In ordinal, multi-input, or open-set classification, aggregation of class- and observation-specific conformal p-values using abstract scoring functions (e.g., via Beta–Binomial distributions, quantile or area envelopes) further enables sharp control of coverage and set size, even under label imbalance or infinite label spaces (Chakraborty et al., 25 Apr 2024, Fermanian et al., 9 Jul 2025, Xie et al., 14 Oct 2025).
6. Applications: Outlier Detection, Selective Inference, and Changepoint Localization
Conformal p-values form the statistical foundation for robust, multiple-testing–aware, and model-agnostic outlier detection procedures. Calibration-conditional p-values enable direct use of multiple testing corrections (e.g., FDR, FWER) with provable finite-sample error control (Bates et al., 2021). Unified ECOT frameworks, integrative conformal methods with automatic model selection, and robust extensions to full permutation or weighted auxiliary calibration extend coverage to one-class, binary, and hybrid configurations (Liang et al., 2022, Huo et al., 16 Aug 2025).
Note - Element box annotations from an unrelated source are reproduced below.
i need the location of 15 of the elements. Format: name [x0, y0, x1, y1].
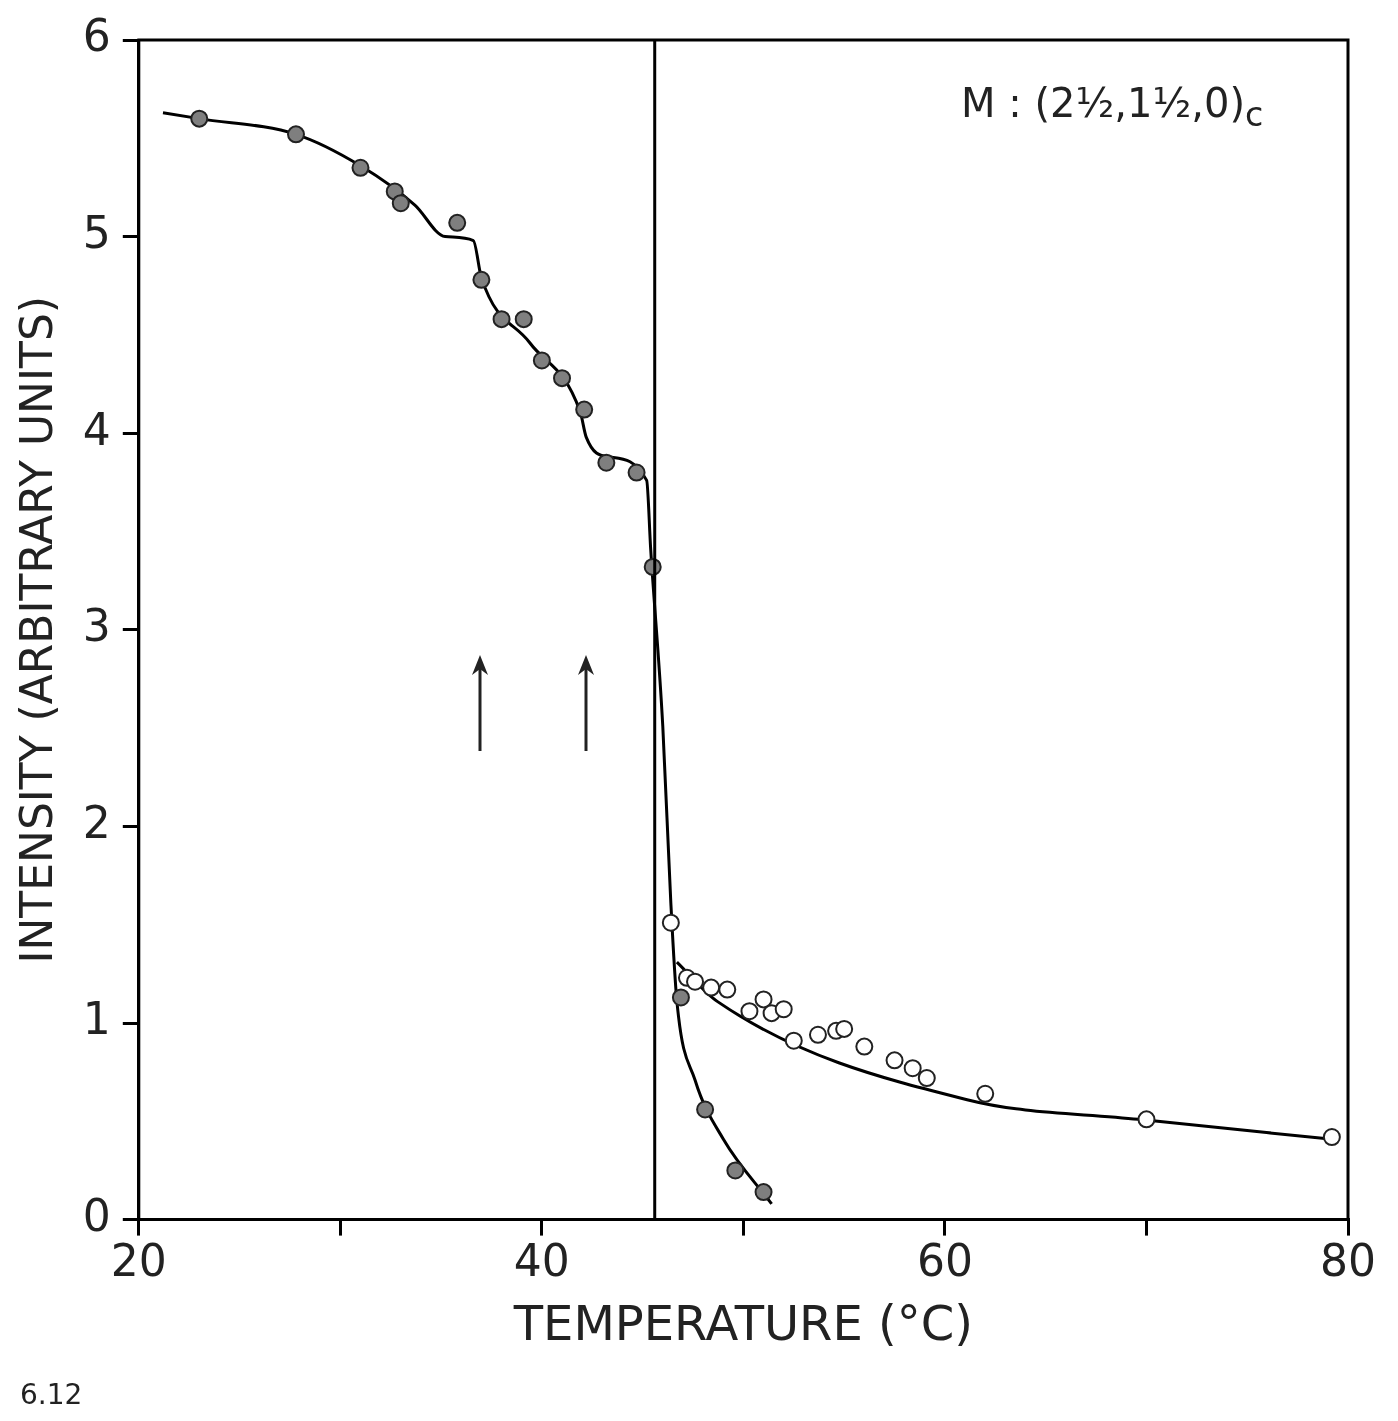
y-tick-label: 3 — [82, 600, 111, 652]
y-tick-label: 1 — [82, 993, 111, 1045]
x-tick-label: 40 — [513, 1235, 570, 1287]
y-tick-label: 5 — [82, 207, 111, 259]
text: 6.12 — [20, 1378, 83, 1411]
y-axis-title: INTENSITY (ARBITRARY UNITS) — [10, 296, 62, 964]
y-tick-label: 4 — [82, 403, 111, 455]
y-tick-label: 6 — [82, 10, 111, 62]
x-tick-label: 20 — [110, 1235, 167, 1287]
annotation: M : (2½,1½,0)$_{c}$ — [961, 80, 1264, 134]
x-tick-label: 60 — [916, 1235, 973, 1287]
x-axis-title: TEMPERATURE (°C) — [512, 1294, 974, 1351]
x-tick-label: 80 — [1320, 1235, 1376, 1287]
y-tick-label: 0 — [82, 1190, 111, 1242]
y-tick-label: 2 — [82, 796, 111, 848]
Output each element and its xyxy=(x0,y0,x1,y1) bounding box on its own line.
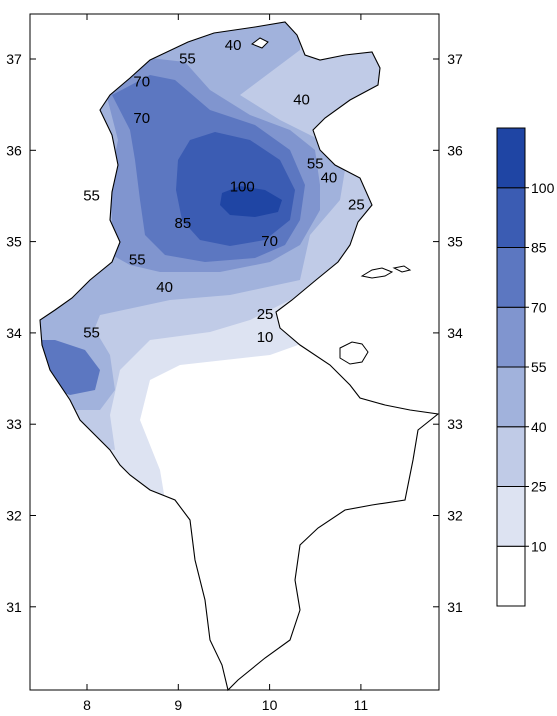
legend-swatch xyxy=(496,187,526,248)
y-axis-labels: 37 37 36 36 35 35 34 34 33 33 32 32 31 31 xyxy=(6,51,463,615)
axis-ticks xyxy=(30,14,439,690)
x-tick-label: 11 xyxy=(354,697,369,713)
y-tick-label-right: 31 xyxy=(447,599,463,615)
kerkennah-island xyxy=(360,267,394,279)
contour-label: 40 xyxy=(225,37,242,54)
y-tick-label-right: 34 xyxy=(447,325,463,341)
contour-label: 25 xyxy=(257,306,274,323)
contour-label: 55 xyxy=(83,188,100,205)
tunisia-border xyxy=(39,21,440,692)
legend-swatch xyxy=(496,306,526,368)
band-100-plus xyxy=(220,186,282,217)
y-tick-label-left: 37 xyxy=(6,51,22,67)
legend-swatch xyxy=(496,366,526,428)
legend-label: 40 xyxy=(531,419,547,435)
contour-label: 55 xyxy=(129,251,146,268)
x-tick-label: 8 xyxy=(83,697,91,713)
contour-label: 10 xyxy=(257,329,274,346)
contour-label: 70 xyxy=(133,110,150,127)
contour-label: 70 xyxy=(261,233,278,250)
y-tick-label-right: 33 xyxy=(447,416,463,432)
x-tick-label: 10 xyxy=(262,697,278,713)
legend-swatch xyxy=(496,545,526,607)
islands xyxy=(250,37,412,365)
contour-label: 55 xyxy=(83,324,100,341)
legend-swatch xyxy=(496,426,526,487)
x-tick-label: 9 xyxy=(174,697,182,713)
contour-label: 40 xyxy=(156,279,173,296)
contour-label: 40 xyxy=(321,169,338,186)
legend-swatch xyxy=(496,486,526,547)
contour-label: 40 xyxy=(293,92,310,109)
y-tick-label-right: 32 xyxy=(447,508,463,524)
y-tick-label-left: 33 xyxy=(6,416,22,432)
legend-label: 100 xyxy=(531,180,555,196)
legend-label: 25 xyxy=(531,479,547,495)
y-tick-label-right: 35 xyxy=(447,234,463,250)
y-tick-label-left: 35 xyxy=(6,234,22,250)
y-tick-label-left: 36 xyxy=(6,142,22,158)
legend-label: 70 xyxy=(531,299,547,315)
contour-label: 70 xyxy=(133,73,150,90)
contour-label: 100 xyxy=(230,178,255,195)
contour-label: 25 xyxy=(348,197,365,214)
legend: 10 25 40 55 70 85 100 xyxy=(496,127,555,607)
legend-label: 10 xyxy=(531,538,547,554)
lake-bizerte xyxy=(250,37,269,49)
djerba-island xyxy=(339,341,369,365)
contour-label: 55 xyxy=(179,51,196,68)
legend-label: 55 xyxy=(531,359,547,375)
y-tick-label-left: 34 xyxy=(6,325,22,341)
y-tick-label-right: 37 xyxy=(447,51,463,67)
x-axis-labels: 8 9 10 11 xyxy=(83,697,368,713)
legend-label: 85 xyxy=(531,240,547,256)
y-tick-label-left: 31 xyxy=(6,599,22,615)
legend-swatch xyxy=(496,127,526,189)
kerkennah-island-2 xyxy=(392,265,412,273)
y-tick-label-left: 32 xyxy=(6,508,22,524)
contour-label: 85 xyxy=(175,215,192,232)
legend-swatch xyxy=(496,247,526,308)
y-tick-label-right: 36 xyxy=(447,142,463,158)
contour-label: 55 xyxy=(307,156,324,173)
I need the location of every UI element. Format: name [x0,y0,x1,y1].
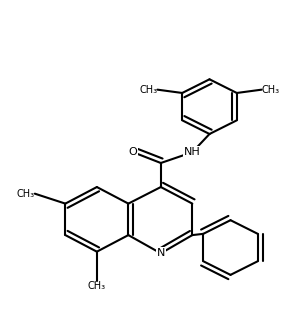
Text: N: N [156,248,165,258]
Text: CH₃: CH₃ [17,189,35,199]
Text: NH: NH [184,147,201,157]
Text: CH₃: CH₃ [261,85,280,95]
Text: O: O [129,147,138,157]
Text: CH₃: CH₃ [139,85,157,95]
Text: CH₃: CH₃ [88,281,106,291]
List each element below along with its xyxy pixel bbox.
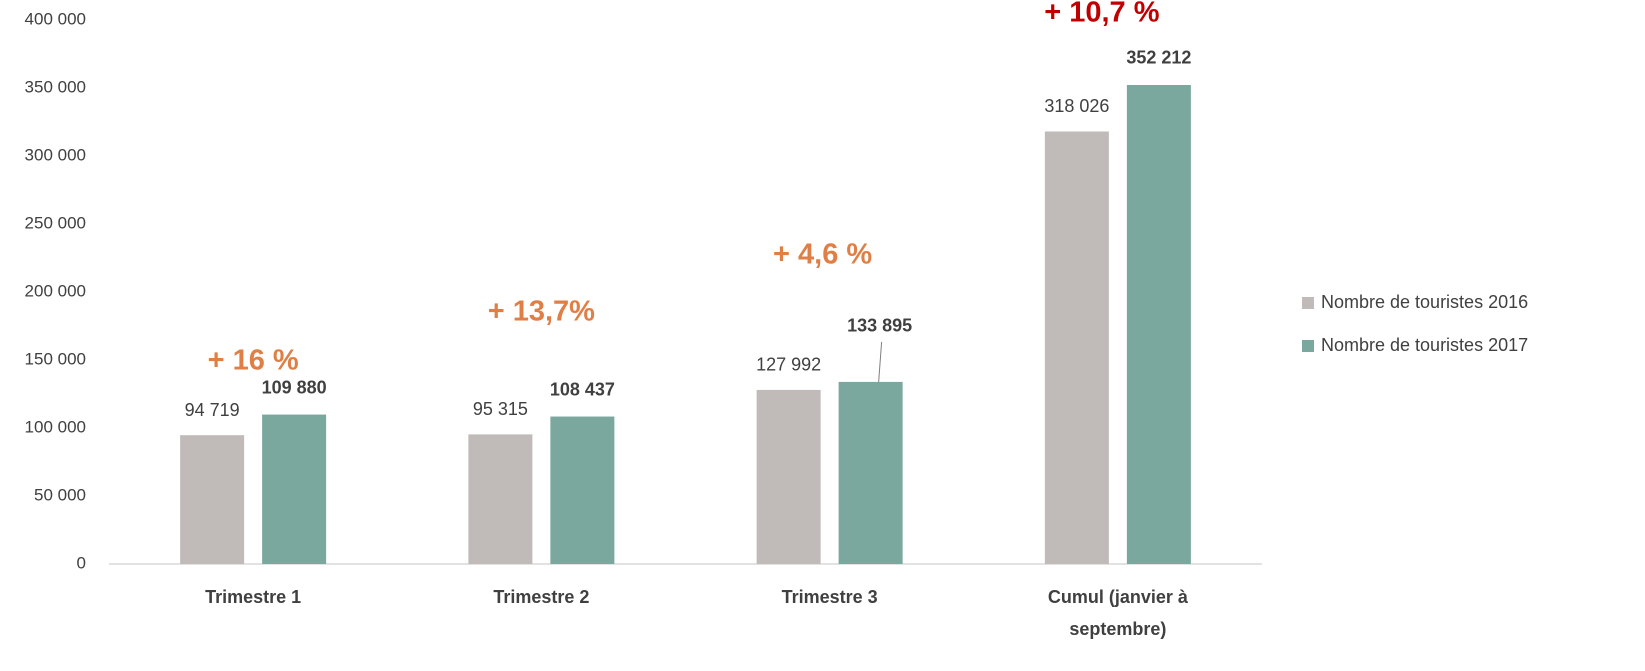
value-label: 133 895: [847, 316, 912, 336]
value-label: 94 719: [185, 400, 240, 420]
annotation: + 16 %: [208, 345, 299, 377]
annotation: + 4,6 %: [773, 239, 872, 271]
x-tick-label: Trimestre 2: [493, 587, 589, 607]
bar: [550, 416, 615, 564]
legend-label: Nombre de touristes 2016: [1321, 292, 1528, 312]
value-label: 127 992: [756, 355, 821, 375]
y-tick-label: 50 000: [34, 485, 86, 504]
y-tick-label: 300 000: [25, 145, 86, 164]
bar: [262, 414, 327, 564]
bar: [180, 435, 245, 564]
y-tick-label: 0: [77, 553, 86, 572]
value-label: 109 880: [262, 377, 327, 397]
annotation: + 10,7 %: [1044, 0, 1159, 29]
legend-swatch: [1302, 297, 1314, 309]
x-tick-label: Trimestre 1: [205, 587, 301, 607]
y-tick-label: 400 000: [25, 9, 86, 28]
bar: [1126, 84, 1191, 565]
value-label: 318 026: [1044, 96, 1109, 116]
x-tick-label: Cumul (janvier à septembre): [1048, 587, 1189, 639]
bar: [1044, 131, 1109, 565]
y-tick-label: 200 000: [25, 281, 86, 300]
value-label: 352 212: [1126, 48, 1191, 68]
bar: [838, 381, 903, 564]
y-tick-label: 100 000: [25, 417, 86, 436]
legend-swatch: [1302, 340, 1314, 352]
annotation: + 13,7%: [488, 296, 595, 328]
x-tick-label: Trimestre 3: [782, 587, 878, 607]
value-label: 95 315: [473, 399, 528, 419]
bar: [756, 389, 821, 564]
value-label: 108 437: [550, 379, 615, 399]
legend-label: Nombre de touristes 2017: [1321, 335, 1528, 355]
y-tick-label: 250 000: [25, 213, 86, 232]
bar: [468, 434, 533, 564]
y-tick-label: 350 000: [25, 77, 86, 96]
y-tick-label: 150 000: [25, 349, 86, 368]
leader-line: [878, 341, 883, 382]
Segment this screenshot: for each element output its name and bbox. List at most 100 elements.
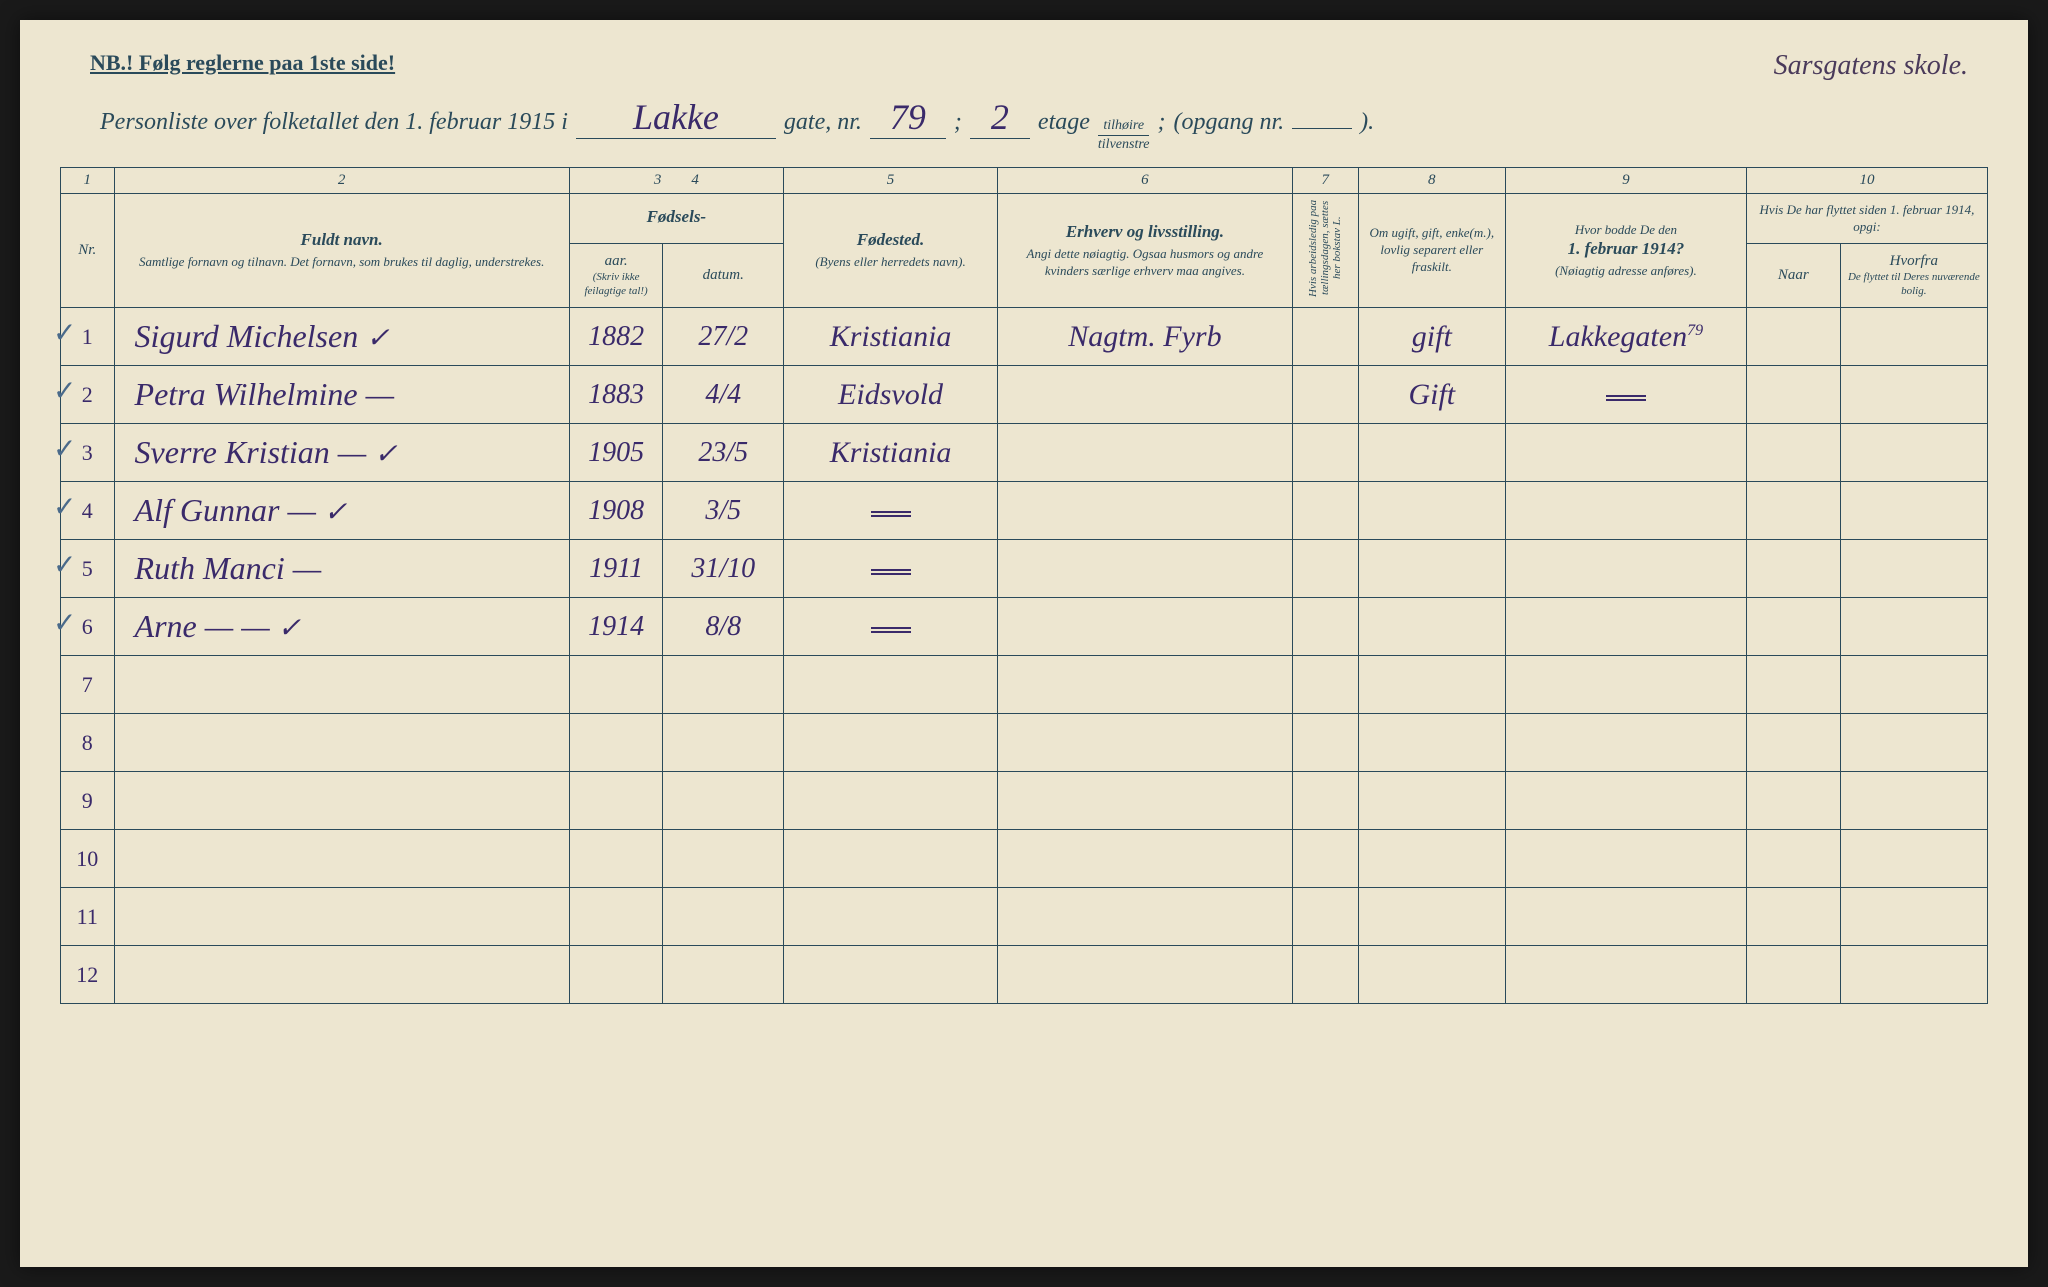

Conditional and localized conformal p-values underpin selective inference under covariate shift, screening of multiple potential outcomes (such as in drug discovery or causal inference), and conditional label screening with exact FWER control (Jin et al., 2023, Wu et al., 25 Sep 2024). In particular, when covariate shift breaks classical exchangeability, adaptively weighted calibration restores error control.
Changepoint localization benefits from the distribution-free, self-calibrating nature of conformal p-values. By inverting conformity-based prediction intervals at each candidate changepoint, one constructs a matrix of p-values that can be aggregated to yield finite-sample: (i) confidence sets for the changepoint, (ii) consistent point estimators (with proven convergence rates), and (iii) distribution-free tests for exchangeability or segmentation (Bhattacharyya et al., 9 Oct 2025). Quantitative bounds on the CDF deviation of the conformal p-value under distribution change provide theoretical guarantees for both detection power and error rates.
7. Extensions, Optimality, and Open Directions
The optimality of modern conformal p-value constructions is often established with respect to decision-theoretic criteria:
- Good–Turing–type conformal p-values are proven optimal (in the class of frequency-profile–based tests) for open-set/imbalanced classification, connecting prediction set coverage to unseen-label mass estimation and adapting to class imbalance via selective splitting and reweighting (Xie et al., 14 Oct 2025).
- Neyman–Pearson–inspired likelihood-ratio rules abandon the p-value paradigm entirely, instead using likelihood ratios to maximize selection power under an explicit FDR constraint, resulting in procedures that dominate classic conformal selection in non location-shift scenarios and remain robust under model misspecification or covariate shift (Qin et al., 23 Feb 2025).
- E-value–based conformal predictors enable anytime-valid, batch-, or fixed-size prediction regions and allow principled post-hoc coverage adjustment, ambiguous label handling, and stable error aggregation via martingale theory (Bashari et al., 2023, Gauthier et al., 17 Mar 2025, Balinsky et al., 28 Mar 2024).
Open research directions include extending these principles to non-exchangeable settings, further characterizing the limits of efficiency in p-merging, and developing adaptive, on-line calibration or selection rules for streaming data contexts.
In summary, the new family of conformal p-values encompasses conditionally or marginally valid, adaptively weighted, or locally calibrated statistics foundational for distribution-free inference in modern statistical and machine learning practice. This body of methodology integrates and advances ROC analysis, optimal error-rate control, efficient p-value combination, and adaptation to data structure—providing robust, interpretable, and theoretically grounded tools for a wide spectrum of inferential tasks.